HomeForumsEmotional Masterydealing with betrayal from friends & its lessonsReply To: dealing with betrayal from friends & its lessons

#66498
Roxanne
Participant

I know this post is not knew but I wanted to respond, first with a question: Did this person/journalist you help KNOW you were hoping to get get an intruduction to the editors for credit / paycheck / future work.
I have a friend I had similar exhanges with but I did not expect anything further. No shared credits, etc. I was content to help this person accomplish their task. HOWEVER, if this person KNEW that you were hoping for these things then I too would feel especially betrayed.

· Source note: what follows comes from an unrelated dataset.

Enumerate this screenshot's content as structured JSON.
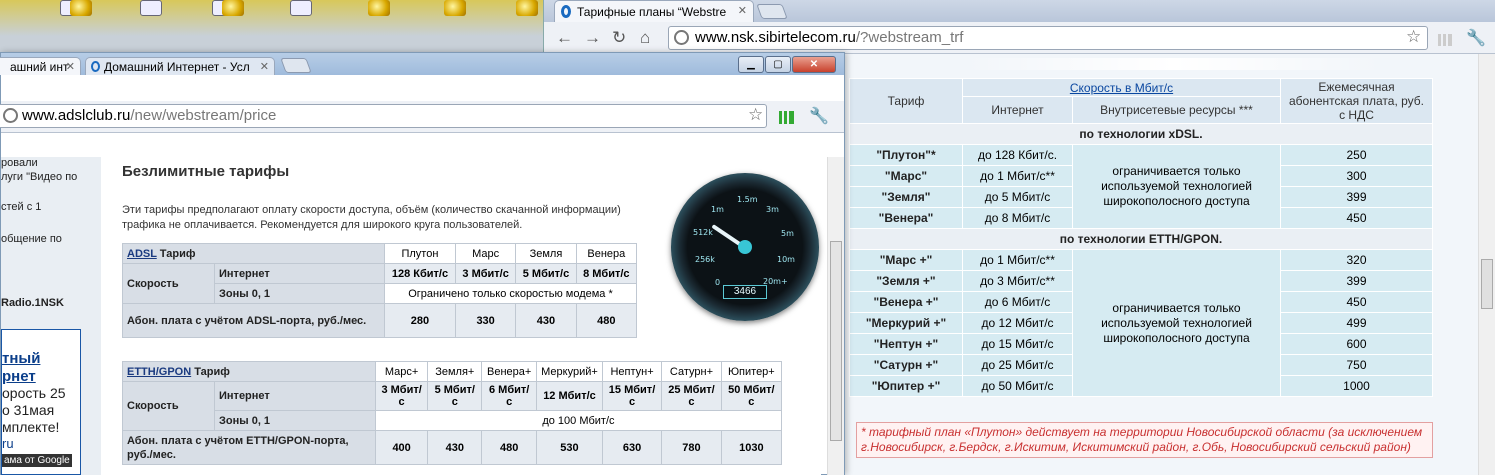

The pattern in your life is very similar to the HSP (Highly Sensitive Person / Empath ) People of a caring and empathetic nature can be spotted a mile away and often attract opportunists, manipulators and narciessists. In the Buddhist tradition we try to understand these people with a sense of compassion and a sense of cause and effect. But since we are human I feel we cannot honor the process/lesson if we try to skip the emotional journey and leap right into forgiveness and compassion. Quite frankly I think those are the people who ultimately end up snapping or heavily medicated. — we Must honor the emotional journey and allow our feelings.
But you must also understand that being empathetic is going to bring these types of people into your life. They are (in the kindest term I can come up with) *users*. They may not come with malicious intent. They may tell themselves (and you) how nice you are….doing this for them.
But if you want mutual respect then you need to find a way to assert healthy boundaries. Because you deserve it. — But it’s up to you to set up those red velvet ropes and make it clear that anyone who wants to be an *insider* will be expected to bring a six pack of respect, mutual exchange and empathy.
Doesn’t mean you have to dump these folks from your life. If you assert yourself early/with diplomacy and respect then they will get the message and judging by whether they stick around and tolerate your healthy boundaries, you will know whether they belong in your life.
It has worked for me. And believe me..the relationships get stronger and you get much happier. I wish you luck.